Dumb Money also takes us into the lives of a few of these investors who put their faith in Keith Gill. Jenny (America Ferrera) is a nurse who lives off credit cards daily. Harmony (Talia Ryder) and Riri (Myha’la) are a college couple in deep with student loans, and Marcus Barcia (Anthony Ramos) is a Game-Stop employee just trying to make it as a sales clerk under the brutal reign of his manager Brad (Dane DeHaan).
“Gill goes to the net and inspires small-dollar investors to buy GameStop and hold. The gamble paid off…”
We also peer into the controversial Robinhood app CEOs Vlad Tenev (Sebastian Stan) and Baiju Bhatt (Rushi Kota), who built an online platform that allowed normies like us to invest in the stock market without paying exorbitant transaction fees. They also famously prevented its users from buying GameStop stock for a brief moment in time.
I’ll admit. I have a beef with Dumb Money. The story of Keith Gill and WallStreetBets is one of legend. A large group of inconsequential investors took down the system, exploiting the downfall of companies like GameStop for pure financial gain.

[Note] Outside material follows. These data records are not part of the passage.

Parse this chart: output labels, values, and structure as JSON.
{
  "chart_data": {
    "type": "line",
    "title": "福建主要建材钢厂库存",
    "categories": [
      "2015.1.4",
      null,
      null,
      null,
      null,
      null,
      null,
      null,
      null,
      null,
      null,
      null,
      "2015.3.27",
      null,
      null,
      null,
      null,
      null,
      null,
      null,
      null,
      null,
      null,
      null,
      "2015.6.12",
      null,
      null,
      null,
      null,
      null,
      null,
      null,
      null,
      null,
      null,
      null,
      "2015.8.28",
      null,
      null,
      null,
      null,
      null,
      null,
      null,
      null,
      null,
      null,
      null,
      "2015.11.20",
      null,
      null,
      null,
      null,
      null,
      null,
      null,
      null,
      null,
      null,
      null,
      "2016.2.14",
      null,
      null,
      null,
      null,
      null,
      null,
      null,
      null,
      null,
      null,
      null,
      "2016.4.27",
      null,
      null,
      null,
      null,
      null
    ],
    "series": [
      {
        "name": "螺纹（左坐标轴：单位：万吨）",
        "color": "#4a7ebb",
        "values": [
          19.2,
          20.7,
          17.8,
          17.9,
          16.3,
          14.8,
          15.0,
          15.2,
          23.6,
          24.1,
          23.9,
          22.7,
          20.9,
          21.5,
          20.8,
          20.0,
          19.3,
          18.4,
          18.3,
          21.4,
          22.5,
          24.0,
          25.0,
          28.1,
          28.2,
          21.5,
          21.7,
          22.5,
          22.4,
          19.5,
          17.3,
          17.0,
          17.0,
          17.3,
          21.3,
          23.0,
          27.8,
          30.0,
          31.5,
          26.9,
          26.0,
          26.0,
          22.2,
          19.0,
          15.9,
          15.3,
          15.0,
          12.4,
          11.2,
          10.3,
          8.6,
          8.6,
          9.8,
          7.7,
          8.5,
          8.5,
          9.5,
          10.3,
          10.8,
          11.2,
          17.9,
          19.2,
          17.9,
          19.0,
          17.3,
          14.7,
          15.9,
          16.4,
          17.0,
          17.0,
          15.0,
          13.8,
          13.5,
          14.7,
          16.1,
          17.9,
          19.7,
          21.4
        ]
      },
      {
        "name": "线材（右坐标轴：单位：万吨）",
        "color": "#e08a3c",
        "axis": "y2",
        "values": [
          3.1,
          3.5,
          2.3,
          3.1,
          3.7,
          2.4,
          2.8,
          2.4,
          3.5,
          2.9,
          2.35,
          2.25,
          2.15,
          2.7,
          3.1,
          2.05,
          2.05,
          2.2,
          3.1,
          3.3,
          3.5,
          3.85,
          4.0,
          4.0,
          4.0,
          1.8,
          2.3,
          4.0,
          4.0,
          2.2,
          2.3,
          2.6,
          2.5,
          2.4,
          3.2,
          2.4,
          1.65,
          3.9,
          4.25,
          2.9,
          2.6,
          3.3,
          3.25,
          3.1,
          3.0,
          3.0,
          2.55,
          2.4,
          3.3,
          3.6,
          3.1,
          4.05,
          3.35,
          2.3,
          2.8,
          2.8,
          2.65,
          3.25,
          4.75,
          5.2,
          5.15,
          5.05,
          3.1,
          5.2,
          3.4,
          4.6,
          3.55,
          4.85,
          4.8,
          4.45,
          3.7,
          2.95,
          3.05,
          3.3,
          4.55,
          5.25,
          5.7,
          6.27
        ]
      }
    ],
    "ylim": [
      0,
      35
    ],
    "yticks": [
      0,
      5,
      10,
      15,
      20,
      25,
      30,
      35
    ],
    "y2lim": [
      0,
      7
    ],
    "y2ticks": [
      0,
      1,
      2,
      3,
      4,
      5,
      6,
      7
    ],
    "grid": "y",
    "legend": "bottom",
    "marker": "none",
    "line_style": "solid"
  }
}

This story is better told in documentary form, including GameStop: Rise of the Players and Diamond Hands: The Legend of WallStreetBets.
This is a real-life David and Goliath story, and Dumb Money tries to tell this story with very little nuance. It is loaded with cinematic emotional manipulation…all with the goal of patting the filmmakers and stars on the back and not of the real-life Gill and WallStreetBets. In fact, if you watch the two documentaries mentioned above, WallStreetBets is criticized by the same Hollywood folks in this film as toxic internet trolls and MAGA disciples.

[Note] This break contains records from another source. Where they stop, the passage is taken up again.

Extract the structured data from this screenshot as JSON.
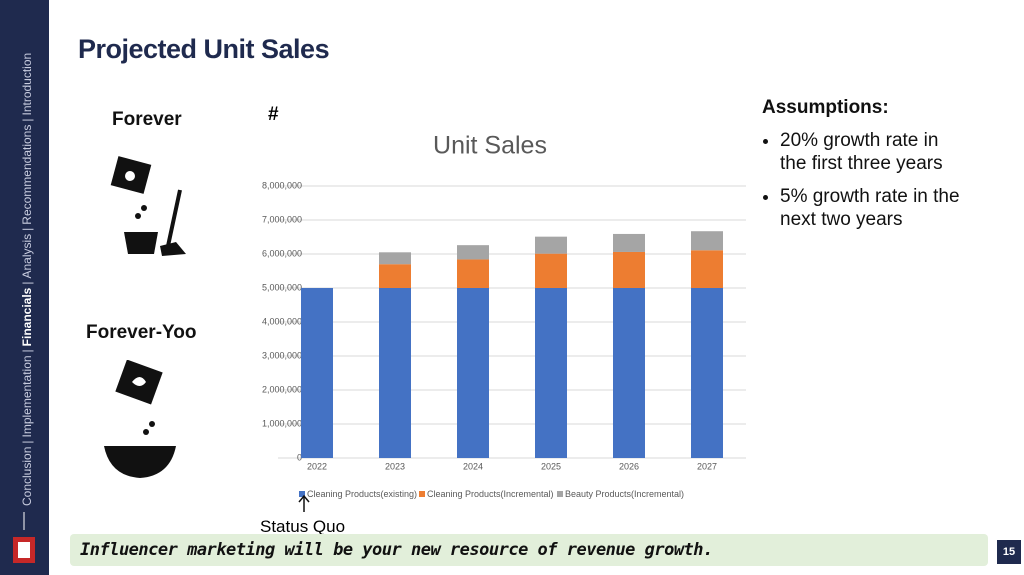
{
  "sidebar": {
    "items": [
      "Conclusion",
      "Implementation",
      "Financials",
      "Analysis",
      "Recommendations",
      "Introduction"
    ],
    "separator": "|",
    "active": 2
  },
  "header": {
    "title": "Projected Unit Sales"
  },
  "products": [
    {
      "label": "Forever"
    },
    {
      "label": "Forever-Yoo"
    }
  ],
  "hash_label": "#",
  "assumptions": {
    "title": "Assumptions:",
    "bullets": [
      "20% growth rate in the first three years",
      "5% growth rate in the next two years"
    ]
  },
  "status_quo": "Status Quo",
  "footer": {
    "message": "Influencer marketing will be your new resource of revenue growth.",
    "page": "15"
  },
  "chart_data": {
    "type": "stacked_bar",
    "title": "Unit Sales",
    "categories": [
      "2022",
      "2023",
      "2024",
      "2025",
      "2026",
      "2027"
    ],
    "series": [
      {
        "name": "Cleaning Products(existing)",
        "color": "#4472c4",
        "values": [
          5000000,
          5000000,
          5000000,
          5000000,
          5000000,
          5000000
        ]
      },
      {
        "name": "Cleaning Products(Incremental)",
        "color": "#ed7d31",
        "values": [
          0,
          700000,
          840000,
          1010000,
          1060000,
          1110000
        ]
      },
      {
        "name": "Beauty Products(Incremental)",
        "color": "#a5a5a5",
        "values": [
          0,
          350000,
          420000,
          500000,
          530000,
          560000
        ]
      }
    ],
    "ylim": [
      0,
      8000000
    ],
    "yticks": [
      0,
      {
        "value": 1000000,
        "label": "1,000,000"
      },
      {
        "value": 2000000,
        "label": "2,000,000"
      },
      {
        "value": 3000000,
        "label": "3,000,000"
      },
      {
        "value": 4000000,
        "label": "4,000,000"
      },
      {
        "value": 5000000,
        "label": "5,000,000"
      },
      {
        "value": 6000000,
        "label": "6,000,000"
      },
      {
        "value": 7000000,
        "label": "7,000,000"
      },
      {
        "value": 8000000,
        "label": "8,000,000"
      }
    ],
    "grid": true,
    "legend": "bottom"
  }
}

In the end, we have Hollywood’s attempt to hijack an everyday person’s story that, ironically, corporate Hollywood wishes never happened in real life. Look, as a film, it’s typical Hollywood with good and mixed performances from some of its greats. Paul Dano does sympathetic low-status very well. Shailene Woodley plays the loyal wife equally well. Pete Davidson does what he does best and attracts a young female audience. Seth Rogen does slimy like the great method actor. Nick Offerman can do no wrong. Lastly, with this and Barbie, America Ferrera is the new face of injustice.
Again, there’s just no nuance here. Good is good. Evil is evil. We have seen the story of the hero’s rise and the giant’s downfall many times. Hollywood plays with our emotions very well…almost too well. Dumb Money is a masterclass in audience emotional manipulation. If you felt inspired by Dumb Money, let me ask you two questions. What does it mean to short a stock, and what’s a hedge fund?…thought so.
In the end, thanks, Dumb Money. You appropriated a story of the little guy, and now you own it. Well done.
"…a masterclass in audience emotional manipulation."